Hush, child of sugar. Hush, child of spice.
Hush, child of libertine, earthly device.
From this world I take you. Cast unto the next.
In absence of Adam, let Eve go unchecked.
Argent and always, these wings I bestow.
Upon them, surrender to heavens unknown.
We meet but to part, for now must it be.
My shadowy steed cries a portent to me.
That long we may travel, of tethers bereft.
Your seraphs incarnate. Your saviors in death.


    Miyuki rose like a phantom and hovered about the room in familiar, delicate measures. She collected each piece of scattered clothing and placed them in a drawstring garbage bag, opting to don only a black silken trench coat. It was her favorite, the fabric teasing her bare skin. The candy-red stilettos she wore had never come off. Lastly, the blade. Still it shimmered in the room’s dying glow, streaked with Kate’s final, futile essence. It slid with cold precision into Miyuki’s left pocket. Then, as though a mother putting an infant to bed, she spared her erstwhile playmate a tender glance before extinguishing the candle. Miyuki exited without a sound.
    Out and into the night, Miyuki slithered towards the car, her obsidian sentinel. She deposited her bag in its ample trunk, and paused to survey her domain. The desolate outskirts seemed at odds with the brilliant canopy of stars above them. They always had. Miyuki was well acquainted with them.
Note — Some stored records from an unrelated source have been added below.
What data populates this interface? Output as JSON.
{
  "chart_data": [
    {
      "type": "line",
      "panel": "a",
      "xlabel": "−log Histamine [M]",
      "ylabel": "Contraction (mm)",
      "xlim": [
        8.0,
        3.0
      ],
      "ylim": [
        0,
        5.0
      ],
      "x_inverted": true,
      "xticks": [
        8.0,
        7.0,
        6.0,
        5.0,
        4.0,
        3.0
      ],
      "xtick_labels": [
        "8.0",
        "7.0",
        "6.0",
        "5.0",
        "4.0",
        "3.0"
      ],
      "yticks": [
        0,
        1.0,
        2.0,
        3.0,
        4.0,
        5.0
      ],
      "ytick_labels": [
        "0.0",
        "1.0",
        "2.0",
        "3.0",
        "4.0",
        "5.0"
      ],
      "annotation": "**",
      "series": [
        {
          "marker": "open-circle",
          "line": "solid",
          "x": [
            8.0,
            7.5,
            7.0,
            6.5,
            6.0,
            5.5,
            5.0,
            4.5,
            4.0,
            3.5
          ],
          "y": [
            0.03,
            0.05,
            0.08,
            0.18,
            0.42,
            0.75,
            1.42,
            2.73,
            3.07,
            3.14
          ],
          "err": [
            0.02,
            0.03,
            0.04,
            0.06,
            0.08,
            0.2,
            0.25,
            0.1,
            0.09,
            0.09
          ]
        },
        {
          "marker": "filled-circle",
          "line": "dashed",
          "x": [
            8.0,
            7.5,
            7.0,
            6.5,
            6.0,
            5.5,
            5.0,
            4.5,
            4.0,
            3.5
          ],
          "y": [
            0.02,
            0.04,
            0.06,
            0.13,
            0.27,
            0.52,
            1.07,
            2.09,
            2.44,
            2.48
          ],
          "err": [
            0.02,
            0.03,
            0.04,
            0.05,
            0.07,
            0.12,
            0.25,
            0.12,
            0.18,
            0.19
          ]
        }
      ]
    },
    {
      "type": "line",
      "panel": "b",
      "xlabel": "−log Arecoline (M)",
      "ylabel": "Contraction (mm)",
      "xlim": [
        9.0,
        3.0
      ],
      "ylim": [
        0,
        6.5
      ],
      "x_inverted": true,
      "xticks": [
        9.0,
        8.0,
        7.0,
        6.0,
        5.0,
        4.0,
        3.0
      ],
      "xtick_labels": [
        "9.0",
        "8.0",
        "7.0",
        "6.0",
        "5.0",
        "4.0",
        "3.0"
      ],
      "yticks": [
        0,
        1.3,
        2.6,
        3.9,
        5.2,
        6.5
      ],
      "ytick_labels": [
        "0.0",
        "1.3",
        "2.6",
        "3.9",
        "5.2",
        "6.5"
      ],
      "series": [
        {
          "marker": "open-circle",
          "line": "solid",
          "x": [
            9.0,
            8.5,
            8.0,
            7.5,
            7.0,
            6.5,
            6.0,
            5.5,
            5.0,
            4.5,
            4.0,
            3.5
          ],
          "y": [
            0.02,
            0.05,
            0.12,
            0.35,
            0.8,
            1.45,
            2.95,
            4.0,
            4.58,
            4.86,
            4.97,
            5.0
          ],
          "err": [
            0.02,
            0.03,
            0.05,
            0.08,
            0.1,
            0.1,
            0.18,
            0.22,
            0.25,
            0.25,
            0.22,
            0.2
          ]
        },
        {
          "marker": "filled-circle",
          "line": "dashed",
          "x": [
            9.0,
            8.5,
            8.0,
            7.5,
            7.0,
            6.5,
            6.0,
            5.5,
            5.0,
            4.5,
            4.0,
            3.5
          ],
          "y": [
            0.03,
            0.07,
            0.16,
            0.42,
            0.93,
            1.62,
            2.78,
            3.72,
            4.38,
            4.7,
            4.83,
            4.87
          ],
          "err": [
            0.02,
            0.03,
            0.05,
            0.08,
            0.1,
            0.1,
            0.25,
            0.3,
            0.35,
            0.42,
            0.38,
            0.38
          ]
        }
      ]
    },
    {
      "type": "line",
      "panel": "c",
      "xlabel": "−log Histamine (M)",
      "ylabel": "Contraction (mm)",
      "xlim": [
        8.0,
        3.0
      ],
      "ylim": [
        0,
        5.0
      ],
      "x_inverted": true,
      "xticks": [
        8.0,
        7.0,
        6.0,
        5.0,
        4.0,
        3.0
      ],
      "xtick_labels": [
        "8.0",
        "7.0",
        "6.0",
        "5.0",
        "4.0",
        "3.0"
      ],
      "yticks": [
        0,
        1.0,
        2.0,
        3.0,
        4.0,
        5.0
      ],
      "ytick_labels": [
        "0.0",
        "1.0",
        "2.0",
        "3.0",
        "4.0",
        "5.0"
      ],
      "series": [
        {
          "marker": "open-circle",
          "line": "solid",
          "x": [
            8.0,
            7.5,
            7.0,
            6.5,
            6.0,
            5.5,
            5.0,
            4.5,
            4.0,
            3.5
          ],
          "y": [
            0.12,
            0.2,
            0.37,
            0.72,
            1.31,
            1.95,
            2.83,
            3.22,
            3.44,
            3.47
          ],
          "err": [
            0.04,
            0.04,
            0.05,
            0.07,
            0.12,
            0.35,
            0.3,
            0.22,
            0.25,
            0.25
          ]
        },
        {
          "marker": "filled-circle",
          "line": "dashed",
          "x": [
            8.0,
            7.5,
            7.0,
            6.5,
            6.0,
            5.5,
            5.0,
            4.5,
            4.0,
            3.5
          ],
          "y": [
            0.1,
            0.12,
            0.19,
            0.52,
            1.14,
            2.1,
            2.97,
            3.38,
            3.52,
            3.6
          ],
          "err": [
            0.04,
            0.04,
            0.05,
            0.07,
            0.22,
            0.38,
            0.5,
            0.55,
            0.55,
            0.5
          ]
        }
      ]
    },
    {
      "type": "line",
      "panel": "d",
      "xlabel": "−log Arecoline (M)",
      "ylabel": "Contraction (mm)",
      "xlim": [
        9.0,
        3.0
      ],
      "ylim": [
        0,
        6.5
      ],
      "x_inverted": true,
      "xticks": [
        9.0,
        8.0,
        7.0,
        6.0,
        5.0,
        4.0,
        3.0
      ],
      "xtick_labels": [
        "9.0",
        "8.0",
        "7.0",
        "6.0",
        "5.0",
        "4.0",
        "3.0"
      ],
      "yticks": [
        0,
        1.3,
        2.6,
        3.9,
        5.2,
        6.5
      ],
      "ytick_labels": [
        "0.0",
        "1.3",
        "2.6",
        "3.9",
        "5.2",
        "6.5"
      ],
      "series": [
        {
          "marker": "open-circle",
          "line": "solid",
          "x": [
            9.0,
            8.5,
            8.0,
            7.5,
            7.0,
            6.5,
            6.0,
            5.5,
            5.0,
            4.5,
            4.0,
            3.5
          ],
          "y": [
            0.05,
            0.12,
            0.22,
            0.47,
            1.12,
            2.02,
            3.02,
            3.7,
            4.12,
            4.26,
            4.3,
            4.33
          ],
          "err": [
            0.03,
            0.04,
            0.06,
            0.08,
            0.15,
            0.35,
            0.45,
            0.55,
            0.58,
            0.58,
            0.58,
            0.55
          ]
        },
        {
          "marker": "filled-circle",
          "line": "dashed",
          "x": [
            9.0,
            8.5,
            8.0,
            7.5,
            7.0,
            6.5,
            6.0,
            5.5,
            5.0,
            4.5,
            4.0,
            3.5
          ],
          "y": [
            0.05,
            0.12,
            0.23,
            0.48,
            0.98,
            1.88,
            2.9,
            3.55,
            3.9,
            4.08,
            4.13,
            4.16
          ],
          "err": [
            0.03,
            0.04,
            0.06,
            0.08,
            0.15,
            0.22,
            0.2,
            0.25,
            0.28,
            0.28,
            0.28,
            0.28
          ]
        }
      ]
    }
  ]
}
Miles from any ears to hear, many a seduction had ended in this gothic hole of a place. This evening, however, she bade farewell to their crippled structures. Miyuki knew better than to remain in any one location for long, and stepped into the car. At a turn of the key, it aroused with a sonorous purr, sending a welcome sensation along the length of Miyuki’s slender figure. She gripped the wheel and bit her lip, revving the engine in rhythmic bursts. Her past dwindled behind her as she accelerated into a lightless horizon. The car embraced her in a muscular hum, every inch of pavement yielding to its ominous frame. Miyuki cooed. There was only herself and the black machine. They were both insatiable.